Membudayakan Literasi Keluarga untuk Memerangi Perundungan Anak - Asa Digital

Senin, 30 September 2019

Membudayakan Literasi Keluarga untuk Memerangi Perundungan Anak


Kita hidup di dunia di mana kita harus sembunyi-sembunyi untuk bercinta, sedangkan kekerasan dipertontonkan di tengah terik hari. 
  - Jhon Lenon (1940-1980).

****

Akhir Juli 2019, publik dihebohkan dengan aksi perundungan yang dilakukan senior terhadap 13 siswi SMKN 7 Tanggerang Selatan. Tamparan dan paksaan berduel adalah bentuk perundungan yang diterima. Cercaan dan intimidasi turut mewarnai aksi tersebut.

Peristiwa ini menjadi tamparan keras, mengingat kejadian dilakukan dalam institusi pendidikan. Pelakunya pun peserta didik yang semestinya memiliki budi pekerti dan akhlak mulia. Sebuah ironi pula, lantaran mereka adalah tunas bangsa yang memikul harapan besar di pundaknya untuk mewujudkan kemajuan Indonesia di masa mendatang.

Jika ditelisik lebih jauh, kasus-kasus seperti ini masih marak terjadi. Hal ini dibuktikan dari laporan Komisi Perlindungan Anak Indonesia (KPAI). Secara kuantitas, sepanjang 2011-2017 terdapat 28.377 laporan kekerasan terhadap anak. 


Untuk tahun 2019 saja, data Januari-Mei menunjukkan telah ada 1.192 kasus kekerasan anak yang dilaporkan kepada KPAI. Parahnya, rilis United Nation International Children’s Emergency Fund (UNICEF) tahun 2016 menempatkan Indonesia pada posisi tertinggi di ASEAN untuk kasus perundungan.

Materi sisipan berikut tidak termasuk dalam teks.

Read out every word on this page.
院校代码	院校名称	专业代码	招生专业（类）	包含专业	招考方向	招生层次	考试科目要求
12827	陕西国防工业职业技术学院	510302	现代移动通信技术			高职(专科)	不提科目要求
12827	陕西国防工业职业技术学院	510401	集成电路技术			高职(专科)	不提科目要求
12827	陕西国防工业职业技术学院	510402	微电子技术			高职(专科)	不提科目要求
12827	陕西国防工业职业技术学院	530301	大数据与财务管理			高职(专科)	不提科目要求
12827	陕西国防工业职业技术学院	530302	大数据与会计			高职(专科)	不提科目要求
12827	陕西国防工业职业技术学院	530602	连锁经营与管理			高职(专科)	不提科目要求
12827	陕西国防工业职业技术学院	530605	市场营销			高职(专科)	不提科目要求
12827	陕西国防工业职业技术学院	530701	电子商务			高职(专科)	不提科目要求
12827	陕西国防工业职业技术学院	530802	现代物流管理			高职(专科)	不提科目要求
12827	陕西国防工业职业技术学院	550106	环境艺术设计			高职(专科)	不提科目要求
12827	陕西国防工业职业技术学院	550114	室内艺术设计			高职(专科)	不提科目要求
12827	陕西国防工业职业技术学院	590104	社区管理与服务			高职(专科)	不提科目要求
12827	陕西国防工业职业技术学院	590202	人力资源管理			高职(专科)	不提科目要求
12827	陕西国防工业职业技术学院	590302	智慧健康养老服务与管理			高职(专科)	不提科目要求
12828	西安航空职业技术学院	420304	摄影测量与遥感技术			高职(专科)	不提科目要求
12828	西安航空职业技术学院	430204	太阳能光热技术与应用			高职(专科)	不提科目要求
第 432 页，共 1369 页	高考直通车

Tentu menilik rentetan data di atas, hal ini tidak dapat dipandang sebelah mata. Jika terus dibiarkan dapat menyebabkan masa depan anak bangsa baik pelaku maupun korban akan terganggu.



Mengulik data perundungan anak di Indonesia, kurang lengkap jika tidak dibarengi pengetahuan tentang perundungan itu sendiri. Meskipun tanpa disadari setiap orang sering menyebutnya.

Istilah yang familiar di lingkungan masyarakat luas adalah bullying. Menurut KBBI, istilah ini dapat diartikan sebagai proses, cara, atau perbuatan seseorang yang menggunakan kekuatan untuk menyakiti atau mengintimidasi orang lain yang lebih lemah darinya. Biasanya dilakukan dengan paksaan untuk melakukan apa yang diinginkan pelaku.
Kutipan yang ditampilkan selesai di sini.